计算机工程与应用 ›› 2012, Vol. 48 ›› Issue (5): 23-28.

• 博士论坛 • 上一篇    下一篇

一种基于负补偿自由能量方程的聚类算法

桂 冰,高 俊   

  1. 上海应用技术学院 计算机科学与信息工程学院,上海 201418
  • 收稿日期:1900-01-01 修回日期:1900-01-01 出版日期:2012-02-11 发布日期:2012-02-11

Penalized clustering algorithm based on negative free energy function

GUI Bing, GAO Jun   

  1. School of Computer Science & Information Engineering, Shanghai Institute of Technology, Shanghai 201418, China
  • Received:1900-01-01 Revised:1900-01-01 Online:2012-02-11 Published:2012-02-11

摘要: 基于有限混合模型的聚类算法具有以下缺陷:聚类结果依赖于模型的初始化参数;聚类结果容易收敛于局部最优;聚类过程无法决策聚类数量。为了解决这些问题,提出了一种基于负补偿函数的自由能量方程,对此方程的训练会产生类似于模拟退火的效应,增大了获得全局最优聚类的可能性。提出了一种基于补偿函数的泛化模型选择方法以用于聚类数量决策。提出了一种基于聚类重叠度的动态控制法以用于权衡退火效应以及聚类数量的决策。实验结果表明,新算法的聚类性能明显优于其他传统算法。

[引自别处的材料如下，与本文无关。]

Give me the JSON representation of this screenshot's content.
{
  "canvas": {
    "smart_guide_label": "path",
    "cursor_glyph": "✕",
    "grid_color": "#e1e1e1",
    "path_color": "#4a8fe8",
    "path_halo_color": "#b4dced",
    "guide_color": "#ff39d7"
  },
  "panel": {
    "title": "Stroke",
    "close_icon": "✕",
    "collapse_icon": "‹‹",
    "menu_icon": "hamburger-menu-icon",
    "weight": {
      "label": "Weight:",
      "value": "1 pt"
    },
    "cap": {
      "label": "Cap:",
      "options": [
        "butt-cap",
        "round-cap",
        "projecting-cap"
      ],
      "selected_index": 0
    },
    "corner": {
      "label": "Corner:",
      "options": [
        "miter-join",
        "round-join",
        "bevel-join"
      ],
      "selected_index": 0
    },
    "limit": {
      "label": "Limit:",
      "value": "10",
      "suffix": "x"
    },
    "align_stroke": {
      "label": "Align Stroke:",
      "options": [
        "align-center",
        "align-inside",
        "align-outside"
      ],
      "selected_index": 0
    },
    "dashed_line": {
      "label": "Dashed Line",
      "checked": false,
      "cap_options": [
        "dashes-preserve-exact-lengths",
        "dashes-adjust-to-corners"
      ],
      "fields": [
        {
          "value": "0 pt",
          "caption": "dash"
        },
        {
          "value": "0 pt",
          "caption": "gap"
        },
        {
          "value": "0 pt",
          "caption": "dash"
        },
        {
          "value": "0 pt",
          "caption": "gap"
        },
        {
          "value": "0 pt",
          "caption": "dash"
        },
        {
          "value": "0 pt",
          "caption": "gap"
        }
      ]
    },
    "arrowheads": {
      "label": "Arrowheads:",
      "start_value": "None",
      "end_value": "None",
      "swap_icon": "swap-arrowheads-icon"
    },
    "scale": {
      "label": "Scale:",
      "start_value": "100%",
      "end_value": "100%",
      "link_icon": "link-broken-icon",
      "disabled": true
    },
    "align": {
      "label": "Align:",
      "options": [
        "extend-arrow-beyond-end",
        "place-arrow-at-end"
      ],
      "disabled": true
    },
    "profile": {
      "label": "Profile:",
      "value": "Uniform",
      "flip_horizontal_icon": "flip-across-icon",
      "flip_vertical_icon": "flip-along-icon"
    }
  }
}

关键词: 退火算法, 聚类算法, 期望最大化, 有限混合模型, 自由能量方程, 模型选择

Abstract: Drawbacks of finite-mixture-model-based clustering algorithms are as follows:the dependence on the choices of initial parameters;the convergence to a local optimum;the incapability of cluster number determination. To tackle these problems, a new model is developed by introducing a penalty function into the negative free energy function. The learning of this model presents a similar annealing process as that of the simulated-annealing algorithm, which may increase the chance of global optimization. A generalized model selection method is introduced for cluster-number determination. To avoid either a sudden temperature decay in an annealing process or an over-or under-estimation in the number of clusters, the weight of penalty function is adaptively controlled by a novel method based on the overlapping degree between clusters. Experimental results show that the proposed approach outperforms the conventional algorithms.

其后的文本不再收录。